The starting point, an undated Wurts Brother photo of a mansion:

Seeing as how it is literally Gothic (style), it’s easy to imagine all sorts of nefarious or unpleasant goings on. The first of those unpleasantnesses is the address: The NYPL website has the title as “1082 Fifth Avenue – East 89th Street” which is definitely wrong. The mansion at that address looked nothing like this, and was mid-block, not at a corner. (Note that the mislabelling could easily have been done by the Wurts company.) Fortunately, the building in the photo has a unique appearance, and coupled with the secondary title (Jay Gould residence) it’s easy to find as 857 Fifth, on the corner of 67th Street.
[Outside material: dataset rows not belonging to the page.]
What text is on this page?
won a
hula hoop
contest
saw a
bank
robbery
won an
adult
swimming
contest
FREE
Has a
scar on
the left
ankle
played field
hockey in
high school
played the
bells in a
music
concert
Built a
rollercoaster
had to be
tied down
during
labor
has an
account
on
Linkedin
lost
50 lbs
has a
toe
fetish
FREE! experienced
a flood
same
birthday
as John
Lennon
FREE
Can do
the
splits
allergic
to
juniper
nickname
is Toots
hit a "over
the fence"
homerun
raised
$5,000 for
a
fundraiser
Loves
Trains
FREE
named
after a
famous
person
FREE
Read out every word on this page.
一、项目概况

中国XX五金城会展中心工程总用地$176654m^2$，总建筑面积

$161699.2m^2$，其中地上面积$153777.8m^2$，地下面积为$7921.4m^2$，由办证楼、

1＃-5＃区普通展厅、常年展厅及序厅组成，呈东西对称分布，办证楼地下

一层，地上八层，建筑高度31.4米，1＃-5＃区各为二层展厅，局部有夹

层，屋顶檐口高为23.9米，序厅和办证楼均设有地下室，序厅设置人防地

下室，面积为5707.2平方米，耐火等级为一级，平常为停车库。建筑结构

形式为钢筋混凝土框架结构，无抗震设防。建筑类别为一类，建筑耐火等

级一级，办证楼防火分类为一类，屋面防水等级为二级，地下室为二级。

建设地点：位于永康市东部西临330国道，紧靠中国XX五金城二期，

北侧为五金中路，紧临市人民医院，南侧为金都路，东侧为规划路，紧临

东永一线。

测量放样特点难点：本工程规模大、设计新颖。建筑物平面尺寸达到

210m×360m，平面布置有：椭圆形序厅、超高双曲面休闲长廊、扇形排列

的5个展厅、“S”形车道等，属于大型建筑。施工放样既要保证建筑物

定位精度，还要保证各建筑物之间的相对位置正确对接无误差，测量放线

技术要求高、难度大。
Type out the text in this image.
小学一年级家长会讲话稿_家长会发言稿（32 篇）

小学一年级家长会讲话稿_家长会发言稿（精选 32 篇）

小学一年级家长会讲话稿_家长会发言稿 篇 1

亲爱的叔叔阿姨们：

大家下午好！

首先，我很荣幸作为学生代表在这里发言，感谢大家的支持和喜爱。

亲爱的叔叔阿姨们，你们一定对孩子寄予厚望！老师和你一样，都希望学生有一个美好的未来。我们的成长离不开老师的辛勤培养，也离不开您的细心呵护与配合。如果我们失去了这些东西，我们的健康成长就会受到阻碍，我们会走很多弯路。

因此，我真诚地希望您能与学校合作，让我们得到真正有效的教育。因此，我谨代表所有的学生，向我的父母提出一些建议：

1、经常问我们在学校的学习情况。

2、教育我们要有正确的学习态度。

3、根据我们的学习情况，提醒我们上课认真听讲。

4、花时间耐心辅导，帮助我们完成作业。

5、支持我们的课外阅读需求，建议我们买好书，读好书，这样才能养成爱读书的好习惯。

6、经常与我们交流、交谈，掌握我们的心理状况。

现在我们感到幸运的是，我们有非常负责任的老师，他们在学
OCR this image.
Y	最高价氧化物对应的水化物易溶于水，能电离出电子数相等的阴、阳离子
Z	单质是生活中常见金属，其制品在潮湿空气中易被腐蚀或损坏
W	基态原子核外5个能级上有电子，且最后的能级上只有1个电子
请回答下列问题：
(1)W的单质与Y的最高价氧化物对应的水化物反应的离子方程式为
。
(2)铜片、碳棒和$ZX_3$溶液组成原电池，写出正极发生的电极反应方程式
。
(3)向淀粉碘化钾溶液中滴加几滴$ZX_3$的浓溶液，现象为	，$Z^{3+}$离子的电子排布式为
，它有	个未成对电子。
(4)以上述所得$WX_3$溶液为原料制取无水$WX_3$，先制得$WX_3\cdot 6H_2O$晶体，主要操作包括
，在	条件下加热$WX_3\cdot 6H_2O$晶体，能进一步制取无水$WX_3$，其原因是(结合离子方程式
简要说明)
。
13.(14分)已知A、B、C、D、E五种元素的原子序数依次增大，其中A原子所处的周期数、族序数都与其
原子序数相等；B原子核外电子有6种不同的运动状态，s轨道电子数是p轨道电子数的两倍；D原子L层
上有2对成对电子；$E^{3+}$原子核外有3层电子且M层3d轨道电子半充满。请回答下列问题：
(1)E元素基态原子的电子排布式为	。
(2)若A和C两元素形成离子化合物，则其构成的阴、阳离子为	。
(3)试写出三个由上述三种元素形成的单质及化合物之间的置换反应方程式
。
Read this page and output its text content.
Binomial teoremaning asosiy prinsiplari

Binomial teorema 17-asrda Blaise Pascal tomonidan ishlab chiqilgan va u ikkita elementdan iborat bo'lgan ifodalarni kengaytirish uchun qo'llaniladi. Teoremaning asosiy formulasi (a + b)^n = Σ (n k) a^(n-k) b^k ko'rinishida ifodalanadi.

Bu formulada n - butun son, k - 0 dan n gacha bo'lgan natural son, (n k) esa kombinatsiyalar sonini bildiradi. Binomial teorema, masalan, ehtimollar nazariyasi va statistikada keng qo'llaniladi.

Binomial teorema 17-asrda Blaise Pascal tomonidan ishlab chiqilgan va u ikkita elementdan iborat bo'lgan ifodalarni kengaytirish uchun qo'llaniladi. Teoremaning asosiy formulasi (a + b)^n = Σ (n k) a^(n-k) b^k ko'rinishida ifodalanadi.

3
There are varying descriptions on the web, all of which revolve around Jay Gould buying the house and giving it to his son George Jay Gould. The younger Gould and his family definitely started living there in 1892, which is the year the older Gould died, so there’s not much room for overlap. (Also note the secondary title is wrong, as Jay Gould never lived there.) None of the sources gives a definitive construction date for the house. It definitely wasn’t there in 1879 and it definitely was in 1892; the descriptions talk about the older Gould giving his son money to buy a house, not build one. The style is not really any help: Gothic revival had peaked long before 1890, but it wasn’t really killed off until the White City in Chicago in 1893. In short: without doing serious research at the city archives, who knows?

In 1898 there was no ivy, in 1901 there was, although just a little bit less than in the photo above. So the top photo is maybe 1901, 1902. Taste changes, maybe the Goulds got tired of people putting on joke Transylvanian accents around them, and in 1906 they replaced the house with a more modern – i.e. Beaux Arts, per the White City – house. That lasted until the mid-1900s, when it was replaced by a high-rise apartment house.